BENTONVILLE, Ark. -- Wal-Mart wants to know: in the world of mass-market retailing, can big things come in small packages?
The stores, which reportedly will be built here, where Wal-Mart is based, in Springdale and in Sherwood, will be 40,000 square feet and will offer a scaled-back selection of grocery items and general merchandise, as well as drive-through pharmacies.
In contrast, Wal-Mart's traditional discount stores are about 90,000 square feet. Its largest supercenters are more than 200,000 square feet.
The new units, described as "experimental" by company officials, are viewed as potentially giving Wal-Mart entree to markets, such as metropolitan areas, that are inhospitable to the supercenter format.

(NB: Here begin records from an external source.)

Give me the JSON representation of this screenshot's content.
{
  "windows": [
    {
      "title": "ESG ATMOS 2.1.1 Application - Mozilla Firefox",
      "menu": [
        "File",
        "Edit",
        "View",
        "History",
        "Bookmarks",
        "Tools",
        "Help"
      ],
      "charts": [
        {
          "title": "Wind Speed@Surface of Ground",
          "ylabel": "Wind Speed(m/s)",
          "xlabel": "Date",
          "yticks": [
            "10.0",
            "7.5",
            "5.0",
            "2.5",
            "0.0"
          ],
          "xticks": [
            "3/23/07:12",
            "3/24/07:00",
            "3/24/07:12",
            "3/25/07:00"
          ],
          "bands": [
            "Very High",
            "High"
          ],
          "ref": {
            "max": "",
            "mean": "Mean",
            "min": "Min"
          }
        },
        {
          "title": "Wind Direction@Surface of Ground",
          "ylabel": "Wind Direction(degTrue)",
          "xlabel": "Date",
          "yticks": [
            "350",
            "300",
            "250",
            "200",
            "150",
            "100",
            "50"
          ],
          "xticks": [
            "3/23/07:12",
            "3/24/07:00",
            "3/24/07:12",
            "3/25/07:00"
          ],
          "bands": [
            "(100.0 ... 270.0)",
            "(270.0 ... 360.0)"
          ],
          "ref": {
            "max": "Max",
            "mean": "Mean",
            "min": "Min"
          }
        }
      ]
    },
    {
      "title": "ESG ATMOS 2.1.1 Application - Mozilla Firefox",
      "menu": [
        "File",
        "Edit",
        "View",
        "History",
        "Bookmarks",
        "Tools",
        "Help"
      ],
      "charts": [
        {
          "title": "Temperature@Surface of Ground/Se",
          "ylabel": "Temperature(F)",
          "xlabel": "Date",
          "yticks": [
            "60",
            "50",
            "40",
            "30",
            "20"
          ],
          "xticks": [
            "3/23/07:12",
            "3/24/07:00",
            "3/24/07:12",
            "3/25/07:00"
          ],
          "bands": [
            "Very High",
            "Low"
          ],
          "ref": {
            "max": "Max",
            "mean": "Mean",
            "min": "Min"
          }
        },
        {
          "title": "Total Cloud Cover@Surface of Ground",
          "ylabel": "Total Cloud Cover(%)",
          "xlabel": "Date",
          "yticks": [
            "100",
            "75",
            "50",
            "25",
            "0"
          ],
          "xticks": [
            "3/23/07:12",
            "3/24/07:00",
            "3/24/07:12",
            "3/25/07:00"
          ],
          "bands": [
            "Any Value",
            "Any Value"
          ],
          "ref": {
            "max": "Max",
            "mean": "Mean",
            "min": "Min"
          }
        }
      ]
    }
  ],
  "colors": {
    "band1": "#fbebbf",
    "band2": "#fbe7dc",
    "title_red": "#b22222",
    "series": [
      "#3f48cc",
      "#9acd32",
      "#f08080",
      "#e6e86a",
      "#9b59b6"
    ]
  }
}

If successful, the new format would help Wal-Mart retain customers who, put off by the enormity of its stores, seek what they are after in supermarkets or convenience stores.
By all accounts, Wal-Mart will continue with its stated plans for supercenter development. The retailer has said it will open at least 120 supercenters this year and at least 100 a year from 1999 on. Most of these openings are expected to be remodels of existing Wal-Mart discount stores in core markets in the South and Midwest.
Wal-Mart is now the No. 2 food retailer in the country, in terms of dollar sales. Its supercenter division, which comprises more than 400 units, now constitutes a $25 billion business, according to estimates.